Just when you think you know what they have in store for you, State Champs go ahead and pull the rug out from under everyone’s feet on ‘Time Machine’ as guitars are swapped for keys and a darker mood. At its heart this is a pure ballad with a guest turn on vocals from Mark Hoppus, but it’s also the biggest step away from their ‘classic’ sound yet. Not to worry though; the risk pays off, and the reward is a beautifully soothing wind down after the whirlwind of the eleven tracks it follows.

Wisely choosing not to finish on a quiet note, final track ‘Sidelines’ picks the pace back up with a huge, singalong chorus. If it’s mildly infuriating to finish on a fade out, it is at least balanced out by the feeling of having listened to something that will worm its way into your heart and hold on like a vice.

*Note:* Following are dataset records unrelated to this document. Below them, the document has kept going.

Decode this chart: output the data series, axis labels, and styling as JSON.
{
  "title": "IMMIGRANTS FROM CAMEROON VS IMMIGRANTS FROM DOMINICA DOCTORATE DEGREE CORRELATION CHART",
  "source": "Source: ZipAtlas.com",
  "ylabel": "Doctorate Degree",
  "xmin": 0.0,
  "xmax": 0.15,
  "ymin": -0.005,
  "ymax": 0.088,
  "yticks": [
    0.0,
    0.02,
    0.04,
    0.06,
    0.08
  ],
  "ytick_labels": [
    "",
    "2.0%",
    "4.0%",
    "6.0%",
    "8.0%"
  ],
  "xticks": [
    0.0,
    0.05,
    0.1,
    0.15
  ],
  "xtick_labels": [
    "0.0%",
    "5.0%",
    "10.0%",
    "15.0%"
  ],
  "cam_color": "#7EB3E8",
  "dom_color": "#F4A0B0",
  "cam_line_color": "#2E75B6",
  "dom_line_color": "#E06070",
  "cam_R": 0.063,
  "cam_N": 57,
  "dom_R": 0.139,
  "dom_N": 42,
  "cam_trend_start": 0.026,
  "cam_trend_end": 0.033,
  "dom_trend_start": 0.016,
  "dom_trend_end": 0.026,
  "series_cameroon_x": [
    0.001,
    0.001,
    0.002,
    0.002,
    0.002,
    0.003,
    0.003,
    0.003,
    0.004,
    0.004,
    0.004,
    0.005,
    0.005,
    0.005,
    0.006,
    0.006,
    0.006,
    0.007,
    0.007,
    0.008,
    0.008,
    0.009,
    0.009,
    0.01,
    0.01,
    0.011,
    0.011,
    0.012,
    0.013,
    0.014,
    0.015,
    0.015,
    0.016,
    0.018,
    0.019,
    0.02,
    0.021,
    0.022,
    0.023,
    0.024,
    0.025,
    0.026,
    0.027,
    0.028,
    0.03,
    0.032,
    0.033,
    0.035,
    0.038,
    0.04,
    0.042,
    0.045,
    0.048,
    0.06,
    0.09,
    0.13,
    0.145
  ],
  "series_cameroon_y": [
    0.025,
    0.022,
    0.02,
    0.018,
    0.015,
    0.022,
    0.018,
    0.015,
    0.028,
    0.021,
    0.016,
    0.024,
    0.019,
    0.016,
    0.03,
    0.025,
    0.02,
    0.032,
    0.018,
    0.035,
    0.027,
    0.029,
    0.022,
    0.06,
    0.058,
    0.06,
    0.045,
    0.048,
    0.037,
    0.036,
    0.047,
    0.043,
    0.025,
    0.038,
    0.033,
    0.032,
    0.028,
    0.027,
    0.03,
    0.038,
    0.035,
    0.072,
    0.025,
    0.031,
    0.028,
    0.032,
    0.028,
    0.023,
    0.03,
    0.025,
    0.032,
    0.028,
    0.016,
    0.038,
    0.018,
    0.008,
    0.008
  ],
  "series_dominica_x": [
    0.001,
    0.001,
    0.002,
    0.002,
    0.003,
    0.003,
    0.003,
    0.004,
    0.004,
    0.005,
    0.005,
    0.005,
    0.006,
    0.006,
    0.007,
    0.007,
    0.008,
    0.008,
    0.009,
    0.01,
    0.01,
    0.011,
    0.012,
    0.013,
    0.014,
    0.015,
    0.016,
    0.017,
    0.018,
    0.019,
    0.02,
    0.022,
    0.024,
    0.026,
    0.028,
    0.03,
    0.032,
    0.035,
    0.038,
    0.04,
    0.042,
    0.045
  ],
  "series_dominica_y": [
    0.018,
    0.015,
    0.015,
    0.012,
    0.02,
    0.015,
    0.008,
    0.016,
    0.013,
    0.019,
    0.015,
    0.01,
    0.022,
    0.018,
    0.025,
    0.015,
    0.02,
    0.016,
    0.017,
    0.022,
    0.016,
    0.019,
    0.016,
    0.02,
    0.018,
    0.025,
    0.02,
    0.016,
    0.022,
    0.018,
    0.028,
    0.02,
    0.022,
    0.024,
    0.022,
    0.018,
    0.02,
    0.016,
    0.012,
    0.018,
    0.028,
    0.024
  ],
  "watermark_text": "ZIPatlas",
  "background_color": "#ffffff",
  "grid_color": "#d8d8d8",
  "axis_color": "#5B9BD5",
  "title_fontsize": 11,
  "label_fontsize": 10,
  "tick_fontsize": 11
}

In ‘Living Proof’ State Champs have found a middle ground between the polished sound of their second album and the creativity of their first. There’s not a single bad track in sight – some, like ‘Safe Haven’, do get a little lost in the middle of the strongest songs, but what really stands out is the variety in pace and tone throughout. Not content with just being one of the best bands in their genre, State Champs are showing growth and maturity. It’s more of a gentle prodding at the Jenga tower of pop punk than a crashing change, but they are steadily pushing the boundaries of their sound without abandoning something that, quite frankly, ain’t broke and doesn’t need fixing. The result is an album that is familiar, yet invigoratingly new and altogether wonderful.